Mitnichten - Vitruvius liefern ausgereifte progressive Feinkost, immer irgendwo auf der Schwelle zwischen Prog Rock und Prog Metal. Besonders auffallend ist der Gesang von Dulce Robles, die das Gros der Metal-Frontfrauen dieser Welt locker zu schlagen vermag. Es gibt die, die brüllen und die, die säuseln - es gibt aber auch diese Stimmen, die man einmal hört und denen man dann stundenlang fasziniert lauschen könnte. Dulce Robles gehört zur letzteren Kategorie!
Sie singt einfühlsam und verträumt, dabei aber beileibe nicht charakterlos. Und im nächsten Moment mit großer Kraft und dabei dennoch sehr emotional und feinfühlig. Eine tolle Stimme mit viel Feinsinn für Details - und das ist genau das, was die Musik braucht, um zu wirken. Vitruvius erschaffen filigrane, detailversessene Atmosphären und belassen es trotz vielschichtig verproggter Songarchitekturen bei Längen um die fünf, sechs Minuten, was für den Prog-Bereich ziemlich kompakt daherkommt.
Dramatische, von Breaks durchsetzte Staccato-Riffs im Stile von Evergrey oder Symphony X ("Stealing A Tear From The Rain", "Stain In The Moon") gehören ebenso dazu wie der fast minimalistische Songbeginn bei "Inner Space". Atmosphärische Akustik-Arpeggien wie bei
Shine On You Crazy Diamonds machen den Anfang, werden dann aber überraschend schnell mit Power gefüttert und in verzerrten Gitarren weitergeführt.
Später auch in Klavierklängen, denn verträumte Breaks gehören zum Gesamtkunstwerk dazu. Der wunderschöne Gesang dazu geht durch Mark und Bein. Freunde von Christina Booths Gesang bei Magenta oder von Emilia Derkoswka auf Quidams Pod Niebem Czas: Unbedingt reinhören; hier wird auf ähnlichem Niveau musiziert, es ist zauberhaft!
Andernorts geht es heavier zu. Verproggte Riffs und Zusammenspiel bzw. Duelle von Lead Gitarre und Keyboard haben was von Vanden Plas, die zart spannungsgeladenen Ton-Mosaike aus cleanen und verzerrten Gitarrenarpeggien erinnern hier und da an Sieges Even. Und der behutsame, aber doch packende und Spannungen auftürmende Songaufbau an Dream Theater zur "A Change Of Seasons"-/ "Awake"-Zeit. Düstere Riffs zu hellen Keyboards und glasklarem Gesang verleihen dem Ganzen auch schon mal einen Gothic-Touch, aber never too much. Das mysteriös knisternde "Shade My Sight" erinnert streckenweise an Edenbridge; Vitruvius sind aber deutlich verproggter, tiefgängiger und legen mehr Wert auf anspruchsvolle Instrumentalparts.

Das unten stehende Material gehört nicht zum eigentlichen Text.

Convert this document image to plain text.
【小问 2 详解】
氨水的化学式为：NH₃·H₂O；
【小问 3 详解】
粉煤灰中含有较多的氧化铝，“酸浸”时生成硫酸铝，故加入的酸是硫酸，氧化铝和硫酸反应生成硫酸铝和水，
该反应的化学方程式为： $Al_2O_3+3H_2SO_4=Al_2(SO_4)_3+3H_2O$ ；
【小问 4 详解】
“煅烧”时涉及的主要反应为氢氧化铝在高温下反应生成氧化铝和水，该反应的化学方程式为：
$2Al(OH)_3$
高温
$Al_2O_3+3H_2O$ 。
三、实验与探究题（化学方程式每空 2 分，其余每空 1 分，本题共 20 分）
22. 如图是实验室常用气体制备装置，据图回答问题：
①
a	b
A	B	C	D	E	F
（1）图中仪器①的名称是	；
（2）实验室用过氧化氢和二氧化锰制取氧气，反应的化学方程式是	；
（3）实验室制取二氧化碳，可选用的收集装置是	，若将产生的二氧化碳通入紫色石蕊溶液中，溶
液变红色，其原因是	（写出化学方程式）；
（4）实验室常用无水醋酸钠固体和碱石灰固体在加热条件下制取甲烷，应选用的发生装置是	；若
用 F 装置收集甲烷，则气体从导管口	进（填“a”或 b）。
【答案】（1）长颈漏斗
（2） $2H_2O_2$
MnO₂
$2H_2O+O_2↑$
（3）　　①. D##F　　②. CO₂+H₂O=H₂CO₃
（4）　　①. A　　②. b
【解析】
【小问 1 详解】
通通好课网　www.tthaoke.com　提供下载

Heimlicher Höhepunkt des Albums ist das ganz und gar unspektakulär mit elegischen Klavierklängen beginnende "Memories". Das Stück ist eine auch von Dulce Robles eindringlich vorgetragene Introspektive über das Ausbrechen aus schlimmen Erinnerungen, die einen nicht loslassen und nachts im Traum verfolgen. Vom melancholischen Einstieg an steigert der Song nach und nach Dramatik; der Gesang baut in einem ständigen Crescendo Überzeugungskraft auf. Nach mehr als drei Minuten taucht zum ersten Mal der Chorus auf - eine sagenhaft eindringliche Melodie voller Wehmut und gleichzeitig Optimismus; und mittlerweile ist der Song auf einem hohen Energielevel angelangt. Ein langes Gitarren- und Keyboard-Duell erhöht nochmal die Spannung, und dann zum zweiten und letzten Mal dieser Chorus; und bis ganz zum Schluss steigert sich dazu die komplette Dynamik der Rhythmussektion.
Das ist schon große Klasse, wie hier ständig alles im Fluss ist und sich entwickelt. Die Spannungsbögen werden nicht per Copy & Paste von Strophe zu Strophe und Chorus zu Chorus kopiert, sondern über komplette Songs entwickelt. Das ist Prog Rock/ Metal, von dem man im Ganzen und im Detail schwärmen kann. Die akustische Entdeckungsreise steht jedem offen, der sein Geld exotisch anlegt und in Musik aus Mexiko investiert.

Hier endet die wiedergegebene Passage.